Thursday, October 13, 2011

Dr. James Horn to lecture at Roanoke Island Festival Park Auditorium Oct 15

 Anyone who is able to attend these events would surely benefit. JC

Roanoke Colonies Archaeology and History Week



All of the following events are free and open to the public.

Wednesday, Oct. 12

9 a.m. to 4 p.m. archaeological fieldwork continues and can be publicly viewed at Fort Raleigh National Historic Site.

7 p.m. Roanoke Island Festival Park Auditorium, Roanoke After Raleigh: Resettlement of the Island in the 17th and 18th Centuries lecture by Phillip W. Evans.
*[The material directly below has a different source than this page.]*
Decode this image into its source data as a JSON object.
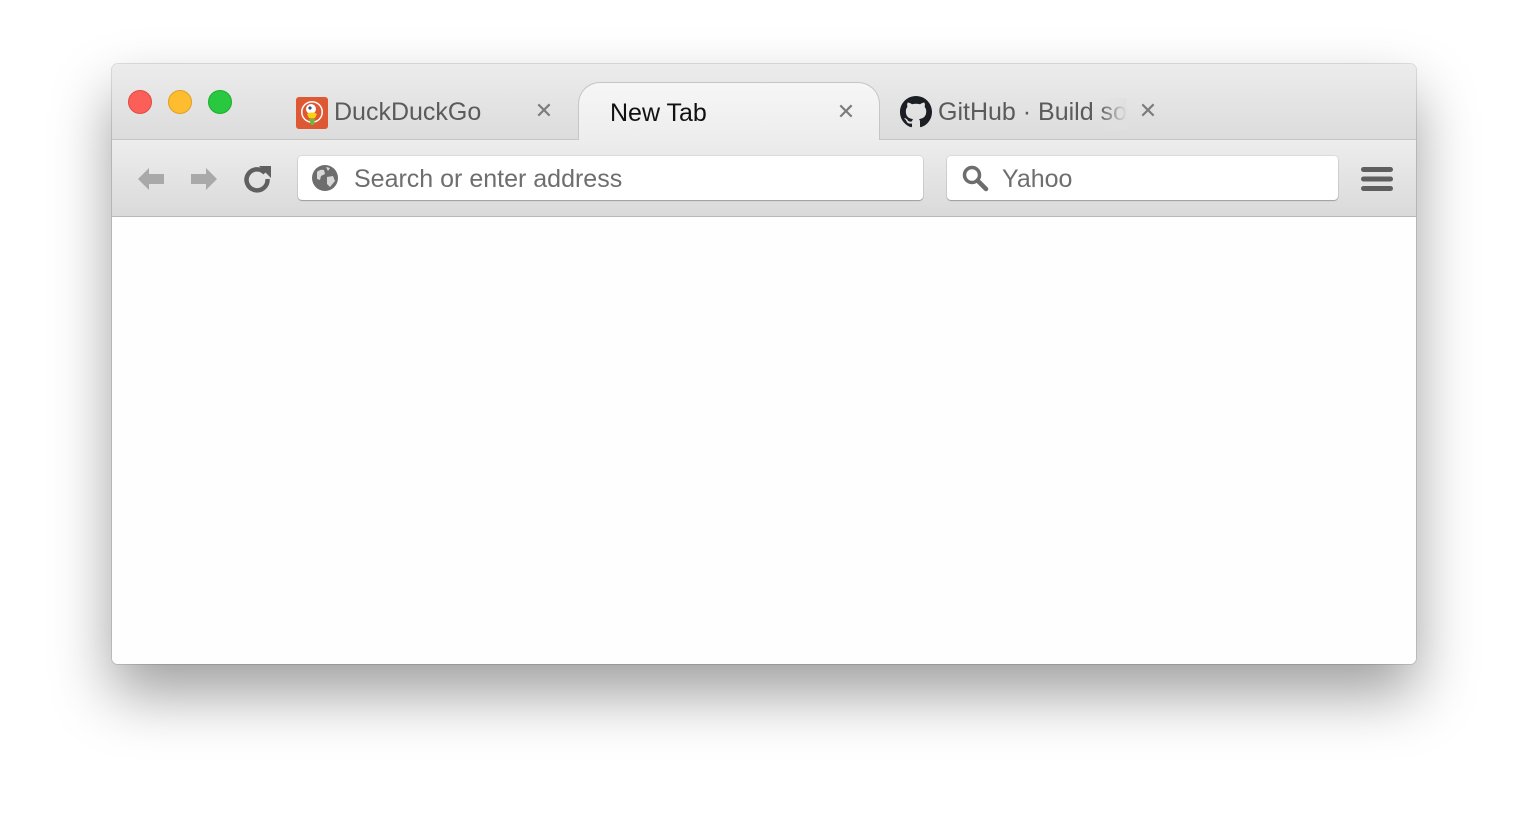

Evans is president and co-founder of the First Colony Foundation. Now in his second career as an attorney in private practice concentrating on juvenile and mental health law in Durham, he focused on colonial and pre-colonial American history in his first career -- most of which was spent at Fort Raleigh National Historic Site where he served the National Park Service as a park ranger/historian for 17 years.

Thursday, Oct. 13:

9 a.m. to 4 p.m. archaeological fieldwork continues and can be publicly viewed at Fort Raleigh National Historic Site.
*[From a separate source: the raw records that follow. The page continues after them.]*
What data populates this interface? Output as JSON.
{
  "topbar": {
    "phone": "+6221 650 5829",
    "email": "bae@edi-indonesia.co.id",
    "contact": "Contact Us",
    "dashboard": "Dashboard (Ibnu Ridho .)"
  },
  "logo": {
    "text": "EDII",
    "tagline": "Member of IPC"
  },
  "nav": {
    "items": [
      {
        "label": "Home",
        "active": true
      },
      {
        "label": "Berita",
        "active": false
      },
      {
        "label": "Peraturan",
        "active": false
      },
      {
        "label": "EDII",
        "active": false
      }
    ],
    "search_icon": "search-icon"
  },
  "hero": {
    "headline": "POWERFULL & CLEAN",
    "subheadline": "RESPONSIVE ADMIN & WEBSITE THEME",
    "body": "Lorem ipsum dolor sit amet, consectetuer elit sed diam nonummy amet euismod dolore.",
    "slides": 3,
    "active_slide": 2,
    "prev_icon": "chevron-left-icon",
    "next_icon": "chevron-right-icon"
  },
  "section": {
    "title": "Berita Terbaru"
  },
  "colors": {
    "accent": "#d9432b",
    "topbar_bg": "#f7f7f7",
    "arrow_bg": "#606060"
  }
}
7 p.m. Roanoke Island Festival Park Auditorium, Raleigh's Other Lost Colonies lecture by Dr. Eric Klingelhofer

Klingelhofer is a First Colony Foundation Board member and research vice president. He has led archaeological research efforts at sites related to Sir Walter Ralegh in Ireland and the Caribbean, and since the 1990s, has worked numerous digs on Roanoke Island. In addition, he was senior archaeologist during the Colonial Williamsburg excavations under Ivor Noel Hume. Currently, Klingelhofer is a professor of history at Mercer University in Georgia

Friday, Oct. 14

9 a.m. to 4 p.m. archaeological fieldwork continues and can be publicly viewed at Fort Raleigh National Historic Site.

7 p.m. Roanoke Island Festival Park Auditorium, The Lost Colony -- New Theories lecture by Dr. James Horn.
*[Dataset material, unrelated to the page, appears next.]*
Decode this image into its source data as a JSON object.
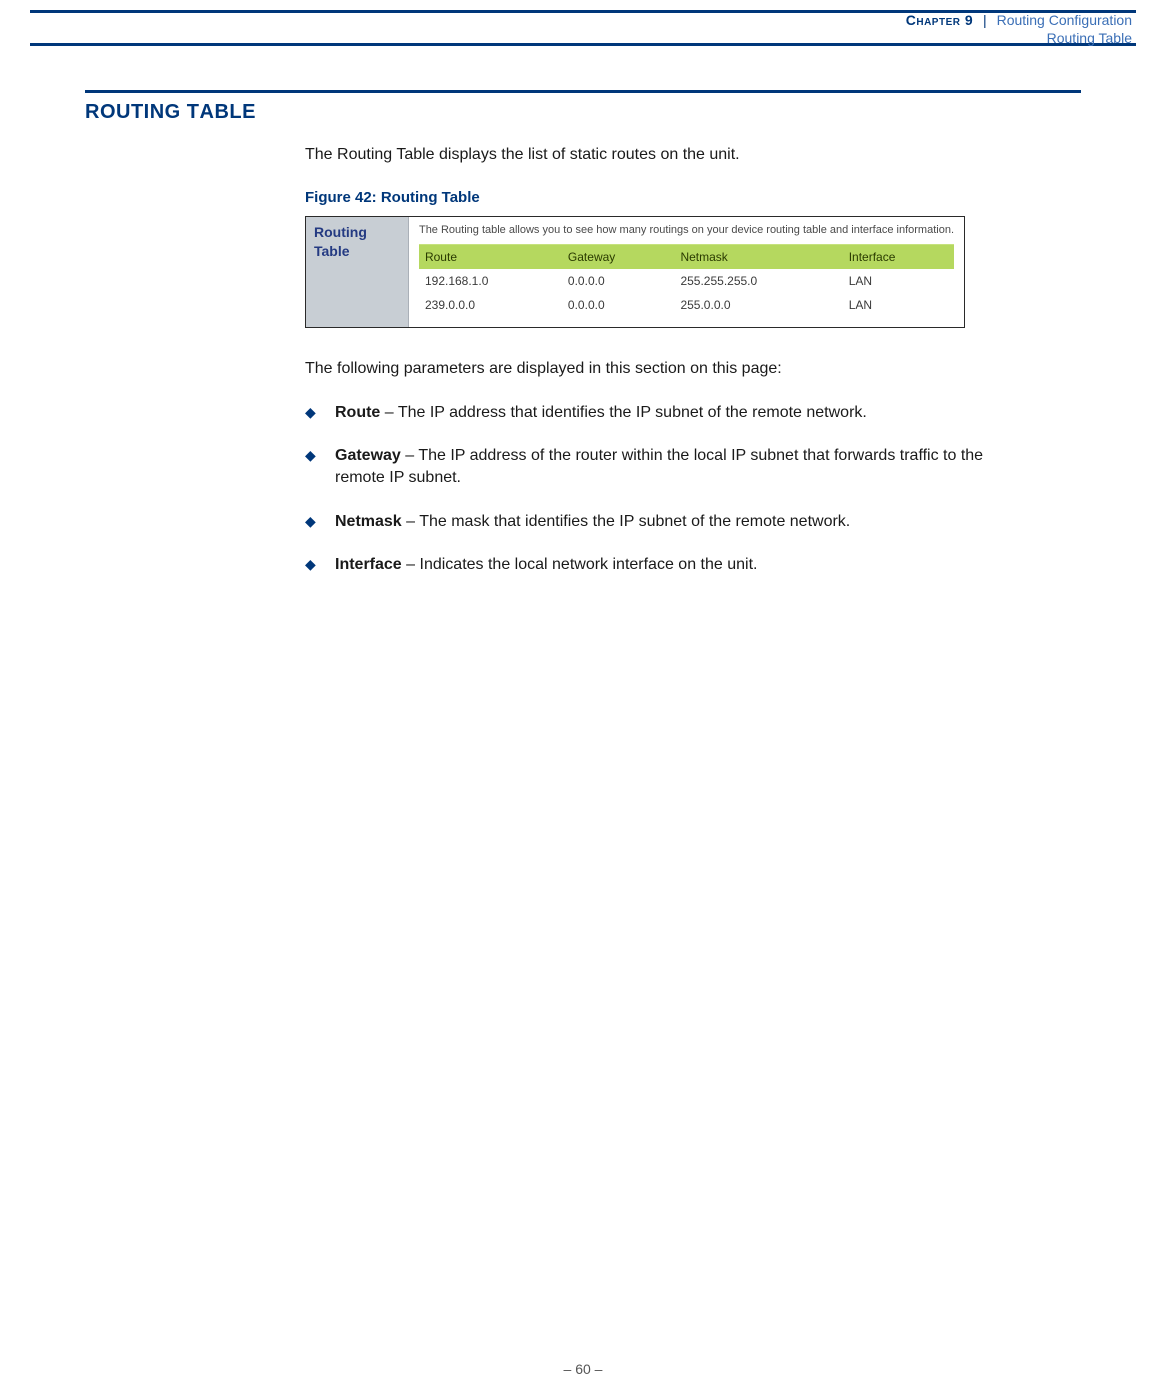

Horn is a First Colony Foundation Board member and is vice president of research and historical interpretation, and Abby & George O'Neill Director of the Rockefeller Library at Colonial Williamsburg; author of A Land as God Made It; Jamestown and the Birth of America; and A Kingdom Strange -- The Brief and Tragic History of the Lost Colony of Roanoke.


Saturday, Oct. 15

9 a.m. to 4 p.m. archaeological fieldwork continues and can be publicly viewed at Fort Raleigh National Historic Site.

Sunday, Oct. 16

9 a.m. to 1 p.m. archaeological fieldwork continues and can be publicly viewed at Fort Raleigh National Historic Site.